Updates on NICE review of CFS/M.E. guidelines
September 27, 2017
The National Institute for Health and Care Excellence (NICE) have announced a full review of the guideline on M.E., Chronic fatigue syndrome/myalgic encephalomyelitis (or encephalopathy): diagnosis and management, following consultation with stakeholders including Action for M.E.
On the basis of evidence highlighted during an initial consultation, which include Action for M.E. reports Time to deliver and Close to collapse, NICE will be looking into a full update of the guideline.
NICE highlighted some of the themes that emerged from stakeholder comments, which include:
- Considering changes to the diagnostic criteria: newer diagnostic guidelines have been introduced in the US and the criteria currently used by NICE has been criticised as too broad
- Patient surveys regarding the safety and efficacy of cognitive behavioural therapy (CBT) and graded exercise therapy (GET) contradict findings from randomised controlled trials
- Introduce a section specifically on M.E. in children, which is not currently mentioned, to raise awareness and increase the knowledge of professionals
- Considering an update to the definition and aetiology, for example newer terms for the disease and a greater consideration of biological models.
NICE have announced their plans to conduct a full review, having initially proposed not to update the guideline. M.E. charities and other organisations urged the need for changes to the guideline, based on changing policy and practice globally. In particular, US agencies no longer recommend CBT or GET, the interventions recommended in the guideline.
Action for M.E. submitted comments, both individually and in a joint response with Forward M.E., that NICE had an ethical obligation to ensure clinicians and patients were fully aware of international policy and practice when considering any health intervention.
We stated that:
- There is not presently a conclusive evidence base for treatments for M.E., including those recommended in the guideline such as CBT or GET
- The current evidence base has led major international health agencies, including the Centers for Disease Control and Prevention in the US, to alter their guidance regarding CBT and GET
- NICE has an ethical obligation to present a full, accurate and balanced picture of current international clinical practice when it comes to managing and treating M.E. The guideline in its current form does not do this.

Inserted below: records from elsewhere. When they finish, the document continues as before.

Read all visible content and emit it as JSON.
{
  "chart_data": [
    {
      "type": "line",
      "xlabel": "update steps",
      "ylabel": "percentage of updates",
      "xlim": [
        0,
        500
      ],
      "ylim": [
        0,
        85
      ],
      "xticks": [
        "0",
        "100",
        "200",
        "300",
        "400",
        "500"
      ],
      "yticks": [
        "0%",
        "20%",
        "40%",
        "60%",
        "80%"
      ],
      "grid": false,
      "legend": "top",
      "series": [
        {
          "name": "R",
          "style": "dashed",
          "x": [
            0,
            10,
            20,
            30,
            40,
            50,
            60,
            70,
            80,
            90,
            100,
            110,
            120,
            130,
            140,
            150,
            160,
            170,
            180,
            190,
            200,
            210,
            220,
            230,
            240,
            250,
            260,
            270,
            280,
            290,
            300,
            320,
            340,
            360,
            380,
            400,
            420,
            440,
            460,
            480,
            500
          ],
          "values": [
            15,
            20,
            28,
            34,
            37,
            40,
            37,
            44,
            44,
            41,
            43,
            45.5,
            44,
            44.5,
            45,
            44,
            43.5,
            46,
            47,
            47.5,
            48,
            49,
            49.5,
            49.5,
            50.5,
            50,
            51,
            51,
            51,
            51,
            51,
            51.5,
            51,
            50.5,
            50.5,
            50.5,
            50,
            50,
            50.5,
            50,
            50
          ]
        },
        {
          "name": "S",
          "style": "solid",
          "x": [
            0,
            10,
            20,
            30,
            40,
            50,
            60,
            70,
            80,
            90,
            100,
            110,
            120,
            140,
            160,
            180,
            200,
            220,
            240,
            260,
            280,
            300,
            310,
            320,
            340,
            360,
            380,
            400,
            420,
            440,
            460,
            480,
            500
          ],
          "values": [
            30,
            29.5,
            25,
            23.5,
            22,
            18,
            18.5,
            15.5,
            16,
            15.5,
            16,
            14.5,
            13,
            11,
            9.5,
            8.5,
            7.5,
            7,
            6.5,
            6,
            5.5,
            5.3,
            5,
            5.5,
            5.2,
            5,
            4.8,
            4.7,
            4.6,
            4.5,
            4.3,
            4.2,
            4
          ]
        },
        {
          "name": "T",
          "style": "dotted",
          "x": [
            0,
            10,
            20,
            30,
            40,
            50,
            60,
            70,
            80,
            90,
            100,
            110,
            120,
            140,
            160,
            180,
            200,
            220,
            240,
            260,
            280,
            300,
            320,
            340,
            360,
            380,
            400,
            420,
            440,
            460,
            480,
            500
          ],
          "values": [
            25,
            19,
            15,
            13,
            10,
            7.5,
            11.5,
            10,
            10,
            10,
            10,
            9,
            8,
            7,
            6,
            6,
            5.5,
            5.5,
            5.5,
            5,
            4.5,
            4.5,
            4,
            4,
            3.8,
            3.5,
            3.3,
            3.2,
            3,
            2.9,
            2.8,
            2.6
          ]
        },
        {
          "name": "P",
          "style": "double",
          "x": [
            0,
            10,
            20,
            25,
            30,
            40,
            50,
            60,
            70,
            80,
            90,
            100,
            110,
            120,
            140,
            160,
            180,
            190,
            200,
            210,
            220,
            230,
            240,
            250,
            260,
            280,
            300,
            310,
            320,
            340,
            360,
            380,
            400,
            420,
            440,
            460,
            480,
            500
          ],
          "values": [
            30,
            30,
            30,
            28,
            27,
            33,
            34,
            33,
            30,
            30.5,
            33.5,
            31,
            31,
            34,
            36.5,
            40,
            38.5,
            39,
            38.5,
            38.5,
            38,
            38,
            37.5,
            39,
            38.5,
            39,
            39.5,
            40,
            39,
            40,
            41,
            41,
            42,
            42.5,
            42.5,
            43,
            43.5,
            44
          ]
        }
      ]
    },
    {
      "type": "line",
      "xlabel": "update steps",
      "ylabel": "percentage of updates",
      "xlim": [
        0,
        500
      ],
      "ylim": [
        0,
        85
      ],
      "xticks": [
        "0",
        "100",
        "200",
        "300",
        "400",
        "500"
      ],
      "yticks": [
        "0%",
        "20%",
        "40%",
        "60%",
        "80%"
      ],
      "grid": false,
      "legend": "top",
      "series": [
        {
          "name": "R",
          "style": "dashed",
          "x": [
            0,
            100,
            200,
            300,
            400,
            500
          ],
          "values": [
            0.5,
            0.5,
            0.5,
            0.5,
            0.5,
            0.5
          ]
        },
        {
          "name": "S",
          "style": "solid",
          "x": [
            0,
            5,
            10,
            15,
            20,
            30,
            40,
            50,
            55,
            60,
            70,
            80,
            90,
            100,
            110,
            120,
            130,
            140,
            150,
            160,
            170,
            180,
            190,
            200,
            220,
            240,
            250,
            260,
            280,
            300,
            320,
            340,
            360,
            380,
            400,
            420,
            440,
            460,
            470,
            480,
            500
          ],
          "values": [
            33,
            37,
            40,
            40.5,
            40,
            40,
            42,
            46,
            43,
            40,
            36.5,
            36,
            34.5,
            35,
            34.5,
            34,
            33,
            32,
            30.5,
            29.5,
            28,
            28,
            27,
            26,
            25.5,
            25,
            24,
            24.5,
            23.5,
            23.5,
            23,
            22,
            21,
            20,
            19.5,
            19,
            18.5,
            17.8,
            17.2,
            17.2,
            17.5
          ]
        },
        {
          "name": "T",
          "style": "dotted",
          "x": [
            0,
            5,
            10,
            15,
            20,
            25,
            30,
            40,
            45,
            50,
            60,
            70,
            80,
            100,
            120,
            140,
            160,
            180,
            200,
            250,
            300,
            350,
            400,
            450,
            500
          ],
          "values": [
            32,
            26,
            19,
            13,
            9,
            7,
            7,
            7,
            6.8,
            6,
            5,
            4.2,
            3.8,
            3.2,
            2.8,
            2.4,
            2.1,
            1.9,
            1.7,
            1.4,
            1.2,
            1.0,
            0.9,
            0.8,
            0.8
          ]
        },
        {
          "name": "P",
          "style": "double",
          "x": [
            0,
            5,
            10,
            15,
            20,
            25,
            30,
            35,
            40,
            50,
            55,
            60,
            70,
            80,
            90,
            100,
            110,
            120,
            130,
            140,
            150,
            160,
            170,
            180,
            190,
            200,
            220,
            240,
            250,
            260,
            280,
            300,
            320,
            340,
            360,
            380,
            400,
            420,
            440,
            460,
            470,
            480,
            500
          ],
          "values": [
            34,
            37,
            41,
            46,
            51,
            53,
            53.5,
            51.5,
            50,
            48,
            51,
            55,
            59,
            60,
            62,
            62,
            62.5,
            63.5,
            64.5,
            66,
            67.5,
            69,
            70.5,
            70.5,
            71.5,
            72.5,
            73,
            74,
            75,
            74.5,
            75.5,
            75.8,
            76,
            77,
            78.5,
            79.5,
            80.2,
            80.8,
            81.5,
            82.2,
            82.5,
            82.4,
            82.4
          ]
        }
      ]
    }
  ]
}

We also highlighted our findings in Time to deliver that a majority of people with M.E. found pacing to be helpful, and while some people found either CBT or GET helpful, a considerable proportion also felt that their condition got worse following these interventions. NICE determined that these findings, as well as those in our 2015 report into social care Close to collapse that 97% of survey respondents experienced two or more difficulties with the daily living activities listed in the 2014 Care Act, met criteria to be included in the surveillance review and may potentially impact on the guideline’s current recommendations.
As well as sharing the experiences of people with M.E., Action for M.E. will call for the updated guideline to:
- Recognise the experiences of people with M.E. and take account of how these impact on the guideline recommendations, including the significant number of patients who state that pacing has been helpful for them
- Ensure it provides a full and accurate picture to patients and clinicians of the diversity of current international practice
- Recommend further biomedical research into the aetiology and potential treatments of M.E./CFS, to increase knowledge and understanding of the condition
The process for developing a guideline can take from 12 up to 27 months. At the beginning of the process, developers will draft a scope for the guideline, consulting with stakeholders which include Action for M.E., before reviewing evidence and drafting the full guideline. We will continue to provide updates on the NICE guideline throughout the review process.
Sonya Chowdhury, Chief Executive of Action for M.E., said “It is very encouraging to hear that NICE have taken into account the evidence submitted by us and other advocates and decided to review the guideline in full. It is essential that the guideline enables patients to make an informed choice about their healthcare, and Action for M.E. will continue to engage with NICE to ensure that the new guideline listens to the voices of people with M.E.”